I cała trójka wybuchła śmiechem.
- Ale nie odpowiedzieliście na moje ostatnie pytanie. – powiedział Harry, gdy się już uspokoili. – Dlaczego wróciliście wcześniej?
- Hel to bardzo małe miasto, nie było tam co robić, a siedzenia na plaży i kąpieli w morzu mam dosyć na najbliższe dwa lata. Poza tym, stęskniliśmy się za tobą, Harry. Za tobą, za Lupinem, za Tonks, za resztą rodziny, za Anglią. – odpowiedziała Hermiona – Harry, a jak idą ci poszukiwania? Masz już jakieś wieści o miejscu pobytu Voldemorta?
- Czy naprawdę musimy o tym teraz mówić, Hermiono? – zapytali przyjaciele jednocześnie.
- Ja osobiście wolałbym się dowiedzieć, co macie w tych paczkach. – wyszczerzył zęby Harry.
- O jej! Całkiem zapomnieliśmy, Ron! Przecież przyszliśmy zrobić ci imprezę, bo ty oczywiście nie raczyłeś nikogo zaprosić. Za kwadrans będzie tu cała rodzina Weasley ’ów i jedna czwarta Zakonu, więc może zamiast wytrzeszczać na mnie oczy i otwierać usta wziąłbyś się za dekorowanie domu, co?

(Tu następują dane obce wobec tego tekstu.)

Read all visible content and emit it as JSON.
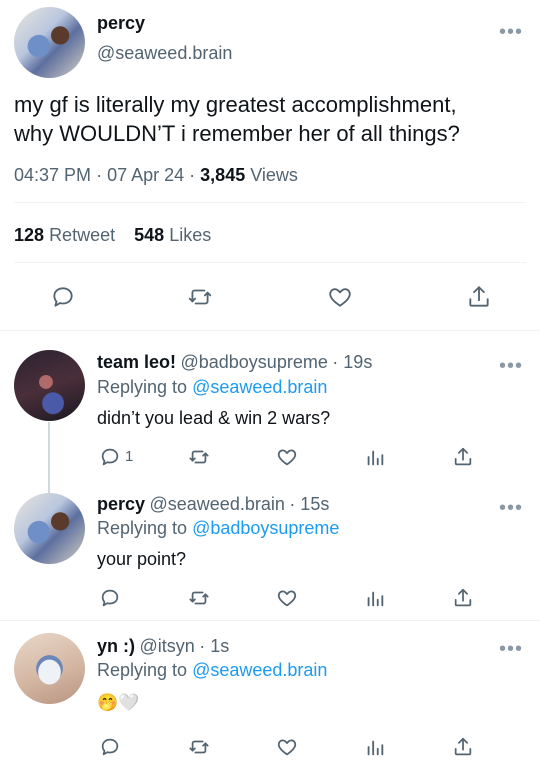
{
  "main_tweet": {
    "name": "percy",
    "handle": "@seaweed.brain",
    "text_line1": "my gf is literally my greatest accomplishment,",
    "text_line2": "why WOULDN’T i remember her of all things?",
    "time": "04:37 PM",
    "date": "07 Apr 24",
    "views_count": "3,845",
    "views_label": "Views",
    "retweets_count": "128",
    "retweets_label": "Retweet",
    "likes_count": "548",
    "likes_label": "Likes",
    "more": "•••",
    "sep": "·"
  },
  "replies": [
    {
      "name": "team leo!",
      "handle": "@badboysupreme",
      "time": "· 19s",
      "replying_prefix": "Replying to",
      "replying_to": "@seaweed.brain",
      "text": "didn’t you lead & win 2 wars?",
      "reply_count": "1",
      "more": "•••"
    },
    {
      "name": "percy",
      "handle": "@seaweed.brain",
      "time": "· 15s",
      "replying_prefix": "Replying to",
      "replying_to": "@badboysupreme",
      "text": "your point?",
      "reply_count": "",
      "more": "•••"
    },
    {
      "name": "yn :)",
      "handle": "@itsyn",
      "time": "· 1s",
      "replying_prefix": "Replying to",
      "replying_to": "@seaweed.brain",
      "text": "🤭🤍",
      "reply_count": "",
      "more": "•••"
    }
  ],
  "icons": {
    "reply": "reply-icon",
    "retweet": "retweet-icon",
    "like": "heart-icon",
    "share": "share-icon",
    "analytics": "analytics-icon"
  },
  "colors": {
    "link": "#1d9bf0",
    "secondary_text": "#536471",
    "icon": "#536471"
  }
}
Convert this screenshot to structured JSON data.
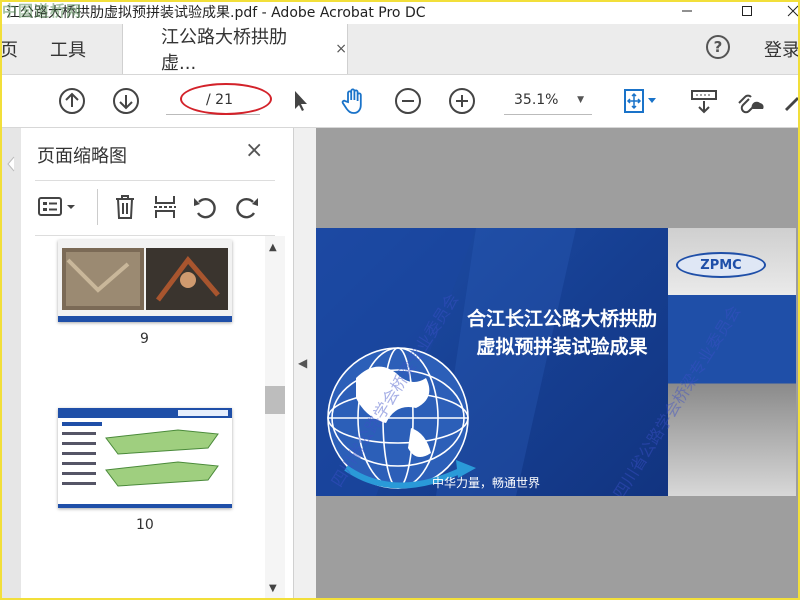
{
  "window": {
    "title": "江公路大桥拱肋虚拟预拼装试验成果.pdf - Adobe Acrobat Pro DC",
    "watermark": "中国道桥网",
    "minimize_icon": "minimize-icon",
    "maximize_icon": "maximize-icon",
    "close_icon": "close-icon"
  },
  "tabs": {
    "home": "页",
    "tools": "工具",
    "document": "江公路大桥拱肋虚...",
    "close": "×",
    "help": "?",
    "login": "登录"
  },
  "toolbar": {
    "current_page": "",
    "total_pages": "/ 21",
    "zoom": "35.1%"
  },
  "panel": {
    "title": "页面缩略图",
    "close": "×",
    "thumbnails": [
      {
        "page": "9"
      },
      {
        "page": "10"
      }
    ]
  },
  "slide": {
    "title_line1": "合江长江公路大桥拱肋",
    "title_line2": "虚拟预拼装试验成果",
    "slogan": "中华力量，畅通世界",
    "logo": "ZPMC",
    "watermark_1": "四川省公路学会桥梁专业委员会",
    "watermark_2": "四川省公路学会桥梁专业委员会"
  },
  "colors": {
    "slide_blue": "#1f4fa8",
    "highlight_red": "#d3222a",
    "frame_yellow": "#f2df3a"
  }
}
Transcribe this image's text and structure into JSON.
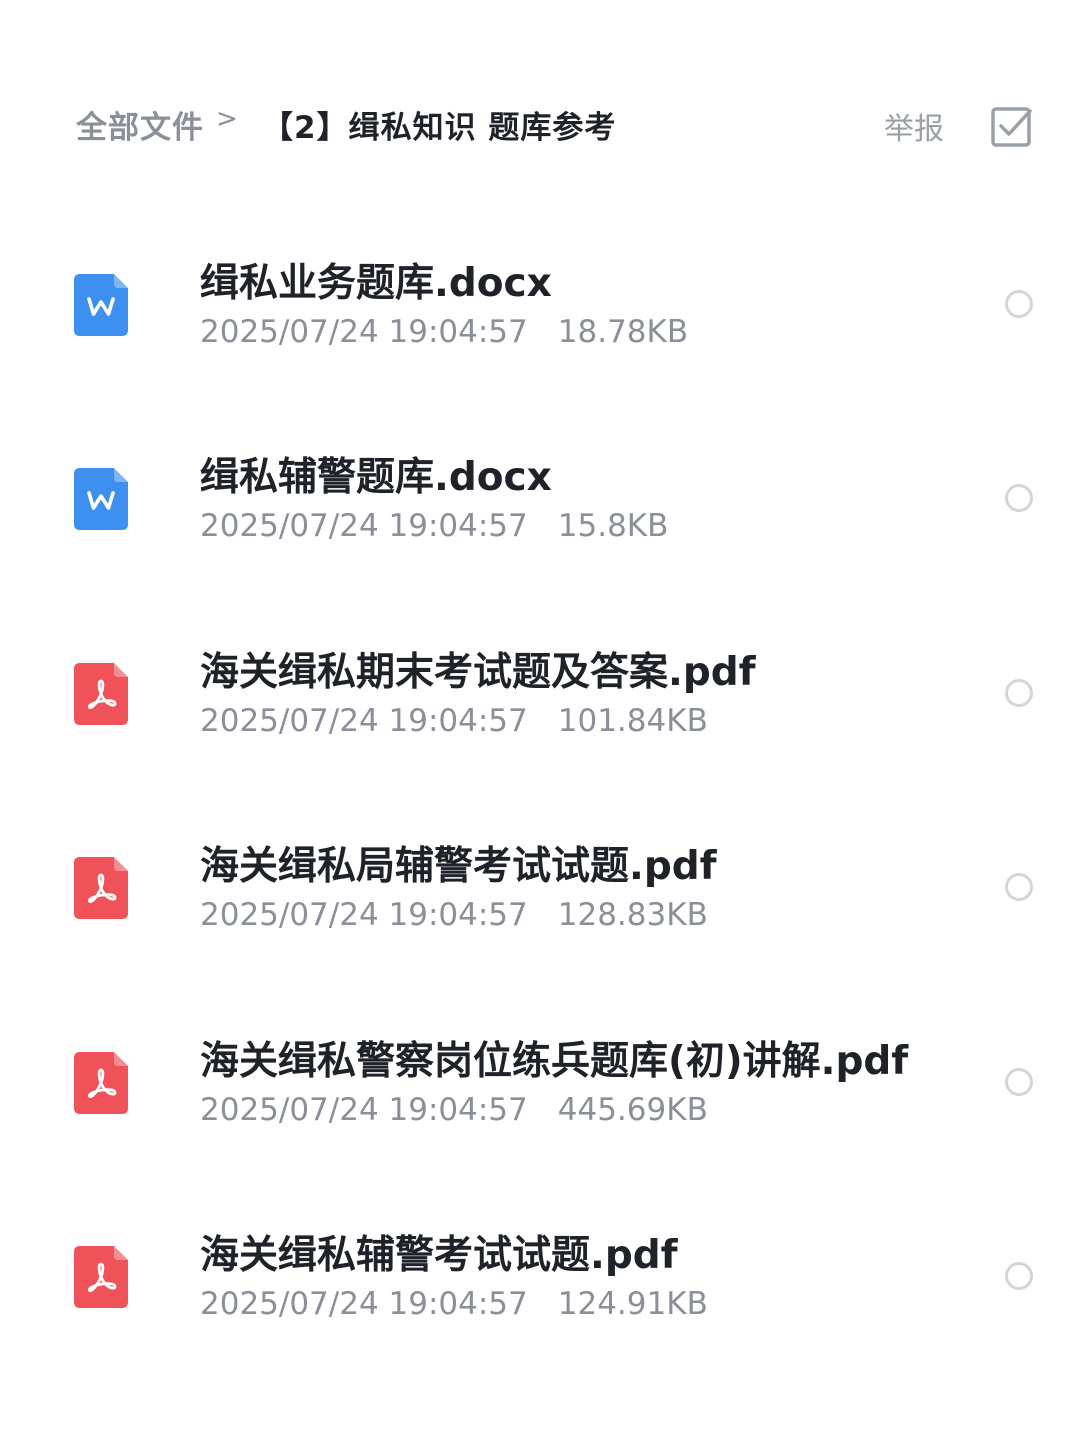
{
  "header": {
    "breadcrumb_root": "全部文件",
    "breadcrumb_separator": ">",
    "current_folder": "【2】缉私知识 题库参考",
    "report_label": "举报",
    "select_icon": "checkbox-icon"
  },
  "colors": {
    "word_icon": "#3d8ff0",
    "pdf_icon": "#f0525a",
    "title_text": "#1f2329",
    "secondary_text": "#8a8f99"
  },
  "files": [
    {
      "name": "缉私业务题库.docx",
      "date": "2025/07/24 19:04:57",
      "size": "18.78KB",
      "type": "word",
      "icon": "word-file-icon"
    },
    {
      "name": "缉私辅警题库.docx",
      "date": "2025/07/24 19:04:57",
      "size": "15.8KB",
      "type": "word",
      "icon": "word-file-icon"
    },
    {
      "name": "海关缉私期末考试题及答案.pdf",
      "date": "2025/07/24 19:04:57",
      "size": "101.84KB",
      "type": "pdf",
      "icon": "pdf-file-icon"
    },
    {
      "name": "海关缉私局辅警考试试题.pdf",
      "date": "2025/07/24 19:04:57",
      "size": "128.83KB",
      "type": "pdf",
      "icon": "pdf-file-icon"
    },
    {
      "name": "海关缉私警察岗位练兵题库(初)讲解.pdf",
      "date": "2025/07/24 19:04:57",
      "size": "445.69KB",
      "type": "pdf",
      "icon": "pdf-file-icon"
    },
    {
      "name": "海关缉私辅警考试试题.pdf",
      "date": "2025/07/24 19:04:57",
      "size": "124.91KB",
      "type": "pdf",
      "icon": "pdf-file-icon"
    }
  ]
}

- Ron, powiedz, że ona żartuje.
- Niestety nie, stary, i radzę ci się wziąć do roboty, bo ona potrafi być bardzo nieprzyjemna.


* * *


W obskurnym budynku domu dziecka, wewnątrz małego pokoiku na pierwszym piętrze przebywała z pozoru najzwyczajniejsza pod słońcem, jedenasto-, może dwunastoletnia dziewczynka. Siedziała na łóżku z brodą opartą na kolanach obejmując podkurczone nogi ramionami i wpatrując się w obraz. Pokoik był urządzony skromnie: proste łóżko, sfatygowana szafa i równie zniszczony stolik, na którym stała stara lampka. Ściany kiedyś były zapewne błękitne, ale teraz ich kolor bardziej przypominał szary. W ogóle cały pokój zdawał się być szary: szarawa podłoga ze sklejki, wypłowiała szara pościel, nawet sukienka z lnu, którą miała na sobie dziewczynka była szara. Jedyną rzeczą, która nie pasowała do tego pokoju, był obraz. Przedstawiał on wróżkę siedzącą w kielichu liliowego kwiatka. W tle było widać las i inne postaci, ale były one zbyt zamazane, by można było je rozpoznać. Dziewczyna spędzała całe dnie patrząc w ten obraz i wyobrażając sobie jakby było w takim świecie, pełnym magicznych stworzeń i czarodziejów. „Alicja, zejdź na dół i pobaw się z dziećmi, zamiast wciąż gapić się w ten bohomaz!” ile razy przełożona wymawiała to zdanie, trudno było policzyć. Właściwie wypowiadała je zawsze, kiedy weszła do jej pokoju. Kilka razy zagroziła, że spali obraz i zawsze kiedy Ala poszła na obiad próbowała zdjąć go ze ściany, ale nigdy się jej to nie udało. Wiedziała, ze nie może go spalić, ponieważ jest on własnością dziewczynki, podobnie jak wiecznie zamknięta walizka pełna ubrań stojąca w szafie. Alicja zawsze chodziła w sukience z lnu, którą dostała każda dziewczynka w sierocińcu i od kiedy przybyła tu dwa lata temu ani razu nie otworzyła swojej torby, mówiła mało, na pytania odpowiadała najczęściej „Nie, proszę pani”, „Tak, proszę pani”, „Już idę, proszę pani” lub „Nie wiem, proszę pani”. Ale najczęściej całe dnie spędzała w swoim pokoju, schodząc tylko na posiłki, siedząc tak jak teraz i patrząc w obraz. Nieśmiałe pukanie do drzwi zakłóciło ciszę w pomieszczeniu. Kobieta weszła nie czekając na jakąkolwiek odpowiedź i powiedziała łagodnym głosem:
- Alicjo, masz gościa. Czy mam wpuścić tę panią?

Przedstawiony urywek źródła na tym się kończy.